Doctors in Japan have used epipharyngeal abrasive therapy for more than half a century to treat chronic inflammation of the nose and throat. They insert a stick-shaped device through the nose or mouth and use it to apply zinc chloride to the affected area. It usually takes 20 sessions to complete the therapy.

My first three sessions were painful, and caused me to cough up phlegm with blood. But with more sessions, the pain and blood subsided, and by the ninth session, I was no longer bleeding.

70 days after infection, progress

It's impossible to say whether my treatments were helping, or whether I was simply getting better with time, but my heart rate gradually stabilized and I was able to cut back on my medication.

The treatment regimen had given me a much more positive attitude.
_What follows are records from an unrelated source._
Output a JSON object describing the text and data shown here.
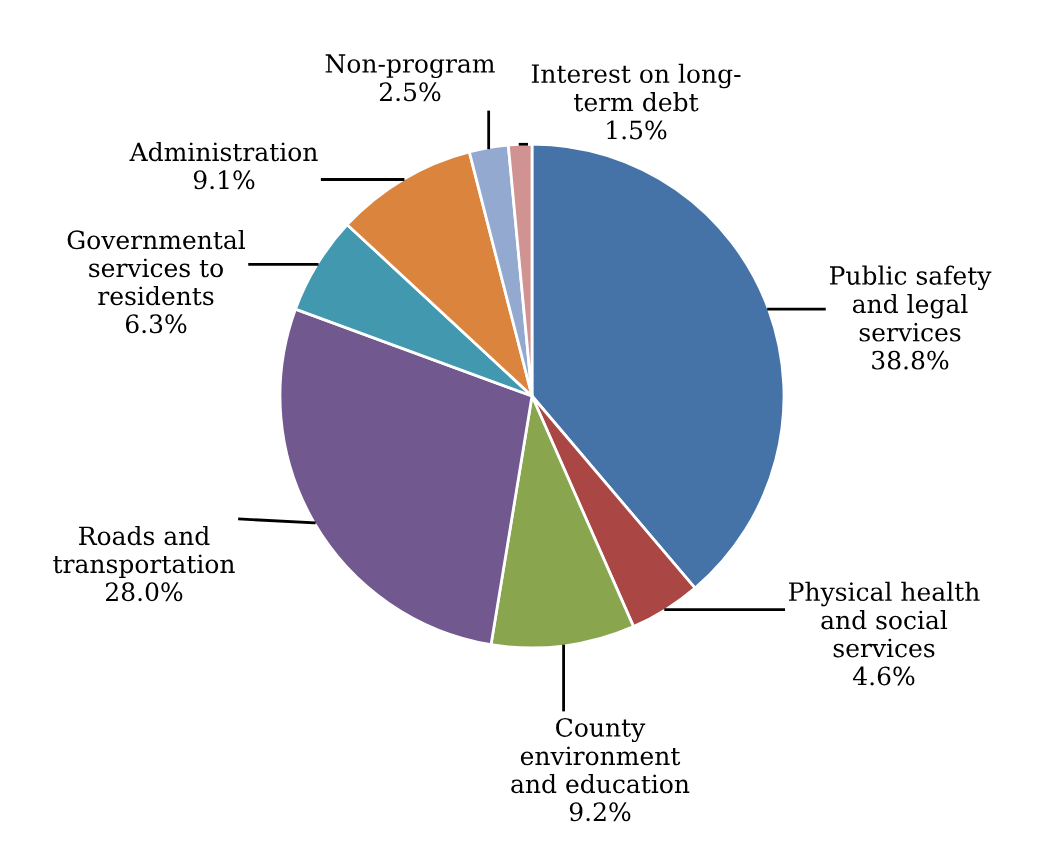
{
  "chart_data": {
    "type": "pie",
    "categories": [
      "Public safety\nand legal\nservices",
      "Physical health\nand social\nservices",
      "County\nenvironment\nand education",
      "Roads and\ntransportation",
      "Governmental\nservices to\nresidents",
      "Administration",
      "Non-program",
      "Interest on long-\nterm debt"
    ],
    "values": [
      38.8,
      4.6,
      9.2,
      28.0,
      6.3,
      9.1,
      2.5,
      1.5
    ],
    "value_labels": [
      "38.8%",
      "4.6%",
      "9.2%",
      "28.0%",
      "6.3%",
      "9.1%",
      "2.5%",
      "1.5%"
    ],
    "colors": [
      "#4572a7",
      "#aa4643",
      "#89a54e",
      "#71588f",
      "#4198af",
      "#db843d",
      "#93a9cf",
      "#d19392"
    ],
    "legend": false
  }
}
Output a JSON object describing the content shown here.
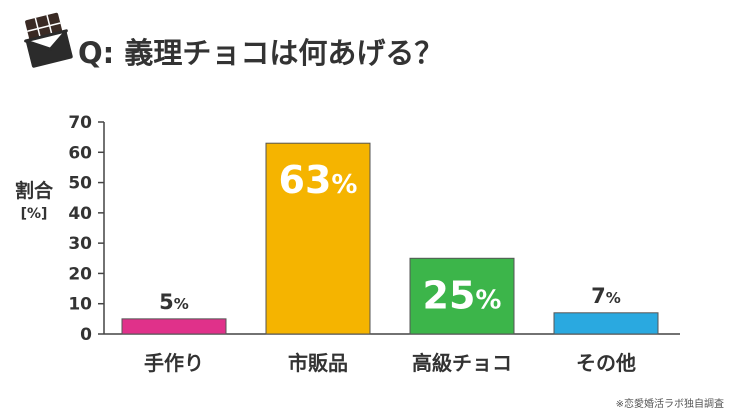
{
  "header": {
    "title": "Q: 義理チョコは何あげる？",
    "icon": "chocolate-bar-icon"
  },
  "axis": {
    "ylabel": "割合",
    "yunit": "[%]"
  },
  "source_note": "※恋愛婚活ラボ独自調査",
  "chart_data": {
    "type": "bar",
    "title": "Q: 義理チョコは何あげる？",
    "xlabel": "",
    "ylabel": "割合 [%]",
    "ylim": [
      0,
      70
    ],
    "yticks": [
      0,
      10,
      20,
      30,
      40,
      50,
      60,
      70
    ],
    "grid": false,
    "categories": [
      "手作り",
      "市販品",
      "高級チョコ",
      "その他"
    ],
    "values": [
      5,
      63,
      25,
      7
    ],
    "data_labels": [
      "5%",
      "63%",
      "25%",
      "7%"
    ],
    "colors": [
      "#e0318a",
      "#f5b400",
      "#3cb54a",
      "#2aa9e0"
    ]
  }
}
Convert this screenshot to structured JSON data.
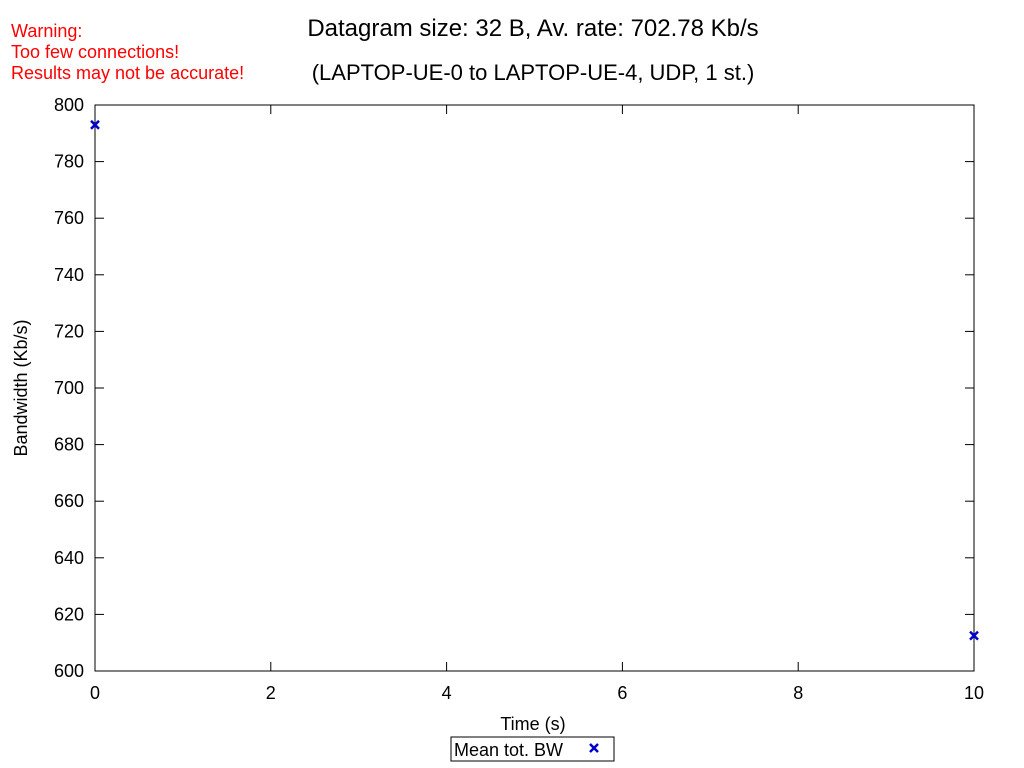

I no longer felt lost and scared. I'm still on medication, and I wouldn't say I'm 100 percent better, but I'm now at a point where I can conduct interviews outside again.

Mental scars

One thing I've learned is that the psychological toll of this condition is heavier than the physical one.

There's so much about long COVID that's still unknown. There are no definitive treatments, and there's no way of saying how long it will take any one person to recover. For some, it's months. For others, the debilitating condition can drag on for years. It's completely natural for sufferers to grapple with feelings of despair.

I'm actually one of the lucky ones. Other people lose their jobs. Some are struck down with this condition while they're raising a child on their own.

In Okinawa, there is no outpatient treatment for long COVID. The prefecture is pushing for a system where personal physicians and local clinics can treat sufferers, with assistance from general hospitals where necessary.

Some doctors say information on long COVID is too hard to find, and that there aren't enough medical staff to treat it.

Dr. Shingaki Kota, a director of a clinic in Okinawa that offers epipharyngeal abrasive therapy, says he can't say definitively that the therapy is effective. "But there's a growing body of evidence to support this and some other approaches to long COVID," he says. "So at the very least I'd like to see them considered as a potential course of action."

Dr. Shingaki Kota

Authorities in Okinawa say that "10 to 20 percent of all cases result in long COVID." Given that 500,000 people in this prefecture alone got infected in October, that means up to 100,000 could now be dealing with long COVID. Some will feel completely alone. They need better information about the condition, but they need more than that. They need direct help.